Хотя рядом - правительственный въезд в Кремль, а Алексей Николаевич
Косыгин, случалось , вообще утречком выходил из своего длинного ЗИЛа и
прогуливался пешком почти от Арбата до Кремля, и тогда в каждом ближайшем дворе появлялись "люди в штатском". Никому не пришло в голову сломать наше никем не утверждённое произведение.
...Мы говорили на теоретических семинарах и экзаменах: "свобода - есть осознанная необходимость", но не хотели сужать эту необходимость для себя и, раскрыв рты, слушали бредни разных "би-би-си". А потом на полном серьёзе твердили с этих чужих слов: залог качества жизни и изобилия - есть конкуренция в экономике и в искусстве. Мы не могли знать без опыта, на одной теории, что конкуренция - это необузданный животный звериный инстинкт, что это - либо война, резня, либо ценовой сговор после отстрела всех конкурентов и унизительная жизнь "под крышей". А другого пути у этой самой конкуренции, у этих самых "рыночных отношений" просто по логике вещей не может быть. Мы не могли знать, что "совковое" соцсоревнование и соцреализм в искусстве, - это мудрейшее избавление от ужаса, коррупции, войны и крови. Нам высокомерно казалось, что это - "театр комедии". Да, в конце концов, если бы это был даже театр комедии действительно... Ведь не трагедии же...
Грустно от сознания почти безвозвратно утраченного...
Студенты театральных вузов ходили в театры бесплатно по контрамаркам.
На журфак это не распространялось, но у нас был свой художник, который
"выписывал" контрамарки в любой театр по подлинному образцу. "Гамлета" на Таганке я видел раз пять или шесть, ходили на Сухаревскую в роли Эдит Пиаф на Малой Бронной, в "Современник"...
Единственный театр, в который мы попасть не могли, был Большой.
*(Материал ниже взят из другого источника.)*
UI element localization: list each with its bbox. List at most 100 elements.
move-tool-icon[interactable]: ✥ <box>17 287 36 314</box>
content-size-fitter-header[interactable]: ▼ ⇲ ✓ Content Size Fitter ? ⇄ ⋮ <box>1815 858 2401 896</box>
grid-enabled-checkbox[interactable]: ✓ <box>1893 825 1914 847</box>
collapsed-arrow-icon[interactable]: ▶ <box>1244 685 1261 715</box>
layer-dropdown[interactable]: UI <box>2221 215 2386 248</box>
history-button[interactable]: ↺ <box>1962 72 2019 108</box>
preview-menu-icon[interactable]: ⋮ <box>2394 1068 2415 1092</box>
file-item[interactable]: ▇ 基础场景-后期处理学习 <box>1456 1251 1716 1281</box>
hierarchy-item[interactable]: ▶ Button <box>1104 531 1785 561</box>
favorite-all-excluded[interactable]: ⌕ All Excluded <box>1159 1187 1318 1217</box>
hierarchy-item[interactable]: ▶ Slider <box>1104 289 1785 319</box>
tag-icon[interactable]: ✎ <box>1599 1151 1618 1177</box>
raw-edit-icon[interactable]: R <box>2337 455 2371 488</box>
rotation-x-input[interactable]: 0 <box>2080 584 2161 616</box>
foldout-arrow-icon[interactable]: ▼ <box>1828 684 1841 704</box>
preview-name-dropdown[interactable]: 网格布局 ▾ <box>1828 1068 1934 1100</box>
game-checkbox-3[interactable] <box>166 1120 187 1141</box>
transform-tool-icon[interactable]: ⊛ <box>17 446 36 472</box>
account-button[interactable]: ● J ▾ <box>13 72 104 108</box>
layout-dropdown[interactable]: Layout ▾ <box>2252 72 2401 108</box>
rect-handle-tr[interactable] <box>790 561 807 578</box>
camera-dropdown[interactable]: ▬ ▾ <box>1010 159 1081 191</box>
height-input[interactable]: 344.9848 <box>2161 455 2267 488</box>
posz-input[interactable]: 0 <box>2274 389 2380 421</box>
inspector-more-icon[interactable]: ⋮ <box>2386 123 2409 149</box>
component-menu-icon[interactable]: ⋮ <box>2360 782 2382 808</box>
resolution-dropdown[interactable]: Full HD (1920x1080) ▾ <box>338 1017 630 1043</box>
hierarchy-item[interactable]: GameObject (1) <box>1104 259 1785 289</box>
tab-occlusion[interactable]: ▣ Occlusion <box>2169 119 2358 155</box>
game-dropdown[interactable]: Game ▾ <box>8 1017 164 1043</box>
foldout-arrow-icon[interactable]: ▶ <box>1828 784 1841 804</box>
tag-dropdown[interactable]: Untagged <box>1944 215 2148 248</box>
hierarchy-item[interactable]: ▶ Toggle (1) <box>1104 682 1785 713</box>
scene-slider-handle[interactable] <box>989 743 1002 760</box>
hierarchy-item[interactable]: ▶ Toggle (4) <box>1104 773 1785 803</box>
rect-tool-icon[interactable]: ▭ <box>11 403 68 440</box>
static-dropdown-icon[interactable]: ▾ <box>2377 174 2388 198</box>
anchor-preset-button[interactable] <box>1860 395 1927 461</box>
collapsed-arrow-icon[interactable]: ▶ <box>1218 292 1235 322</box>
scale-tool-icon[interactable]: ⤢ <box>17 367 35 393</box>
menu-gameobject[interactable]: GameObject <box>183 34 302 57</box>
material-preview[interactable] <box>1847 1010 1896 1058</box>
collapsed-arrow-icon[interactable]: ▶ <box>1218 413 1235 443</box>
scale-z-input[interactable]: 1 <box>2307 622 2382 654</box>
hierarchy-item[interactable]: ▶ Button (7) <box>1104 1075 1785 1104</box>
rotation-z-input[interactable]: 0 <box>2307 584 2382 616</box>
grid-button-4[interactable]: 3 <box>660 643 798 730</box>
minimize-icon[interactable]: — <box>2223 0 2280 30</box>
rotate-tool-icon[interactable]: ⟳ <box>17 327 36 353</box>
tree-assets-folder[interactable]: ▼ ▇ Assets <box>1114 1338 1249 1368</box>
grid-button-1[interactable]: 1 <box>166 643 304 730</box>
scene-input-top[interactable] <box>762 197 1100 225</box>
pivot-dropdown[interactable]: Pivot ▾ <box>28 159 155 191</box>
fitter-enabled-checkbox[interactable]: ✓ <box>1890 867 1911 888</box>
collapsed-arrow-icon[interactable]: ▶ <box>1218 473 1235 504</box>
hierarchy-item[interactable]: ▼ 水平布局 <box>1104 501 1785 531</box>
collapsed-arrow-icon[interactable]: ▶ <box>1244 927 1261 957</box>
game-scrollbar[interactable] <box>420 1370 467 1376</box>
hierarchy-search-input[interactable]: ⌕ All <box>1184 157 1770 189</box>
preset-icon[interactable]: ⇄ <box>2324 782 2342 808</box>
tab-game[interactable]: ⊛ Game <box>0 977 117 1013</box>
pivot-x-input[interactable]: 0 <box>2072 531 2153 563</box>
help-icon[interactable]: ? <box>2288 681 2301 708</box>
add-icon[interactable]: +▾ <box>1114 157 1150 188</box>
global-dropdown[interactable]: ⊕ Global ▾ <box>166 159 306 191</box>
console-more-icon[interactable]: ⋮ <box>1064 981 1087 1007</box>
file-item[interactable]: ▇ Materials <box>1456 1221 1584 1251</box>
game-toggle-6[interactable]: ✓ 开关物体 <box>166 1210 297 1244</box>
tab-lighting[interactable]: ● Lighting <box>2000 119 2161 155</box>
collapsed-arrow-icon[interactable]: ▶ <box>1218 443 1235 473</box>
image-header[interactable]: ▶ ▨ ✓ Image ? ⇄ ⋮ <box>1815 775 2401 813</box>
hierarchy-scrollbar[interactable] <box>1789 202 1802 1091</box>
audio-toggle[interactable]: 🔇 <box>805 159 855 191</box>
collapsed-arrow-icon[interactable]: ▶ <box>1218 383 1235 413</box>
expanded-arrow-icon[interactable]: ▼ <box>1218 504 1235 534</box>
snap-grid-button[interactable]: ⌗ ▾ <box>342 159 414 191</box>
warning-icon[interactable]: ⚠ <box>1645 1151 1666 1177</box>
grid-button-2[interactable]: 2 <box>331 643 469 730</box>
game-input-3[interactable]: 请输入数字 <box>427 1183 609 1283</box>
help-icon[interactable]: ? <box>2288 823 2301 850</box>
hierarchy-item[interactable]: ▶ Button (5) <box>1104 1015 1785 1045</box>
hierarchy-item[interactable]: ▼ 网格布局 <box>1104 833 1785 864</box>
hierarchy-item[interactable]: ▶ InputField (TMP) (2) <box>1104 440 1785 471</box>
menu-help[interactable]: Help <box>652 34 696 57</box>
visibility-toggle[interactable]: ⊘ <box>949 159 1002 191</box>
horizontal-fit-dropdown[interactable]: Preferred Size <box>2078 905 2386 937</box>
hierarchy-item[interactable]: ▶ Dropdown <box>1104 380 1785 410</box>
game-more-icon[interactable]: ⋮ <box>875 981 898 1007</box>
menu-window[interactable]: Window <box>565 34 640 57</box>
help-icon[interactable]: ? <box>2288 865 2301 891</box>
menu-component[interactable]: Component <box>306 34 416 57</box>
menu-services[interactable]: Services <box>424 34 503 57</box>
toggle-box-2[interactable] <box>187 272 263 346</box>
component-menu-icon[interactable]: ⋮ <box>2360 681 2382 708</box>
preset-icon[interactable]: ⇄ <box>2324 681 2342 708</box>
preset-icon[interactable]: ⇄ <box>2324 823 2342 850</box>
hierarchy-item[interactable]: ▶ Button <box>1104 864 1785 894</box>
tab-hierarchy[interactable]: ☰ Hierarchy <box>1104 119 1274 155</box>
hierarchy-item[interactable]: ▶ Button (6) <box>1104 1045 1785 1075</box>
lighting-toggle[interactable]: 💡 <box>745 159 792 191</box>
Прошел
слух, что нередко администратор выписывал там контрамарки по заявкам только работникам театра. В ноябре 1971 года я устроился в Большой театр монтировщиком декораций, или, по-другому, рабочим сцены, - благо, везде кто-нибудь тогда требовался. Нас было около сорока рабочих левой кулисы и столько же правой. Студентов трудилось, кроме меня, ещё трое: две девушки из МИФИ и один студент МАИ. Узнать в ту пору студентов было просто, почти все ходили в штормовках студстройотрядов с эмблемами своих вузов.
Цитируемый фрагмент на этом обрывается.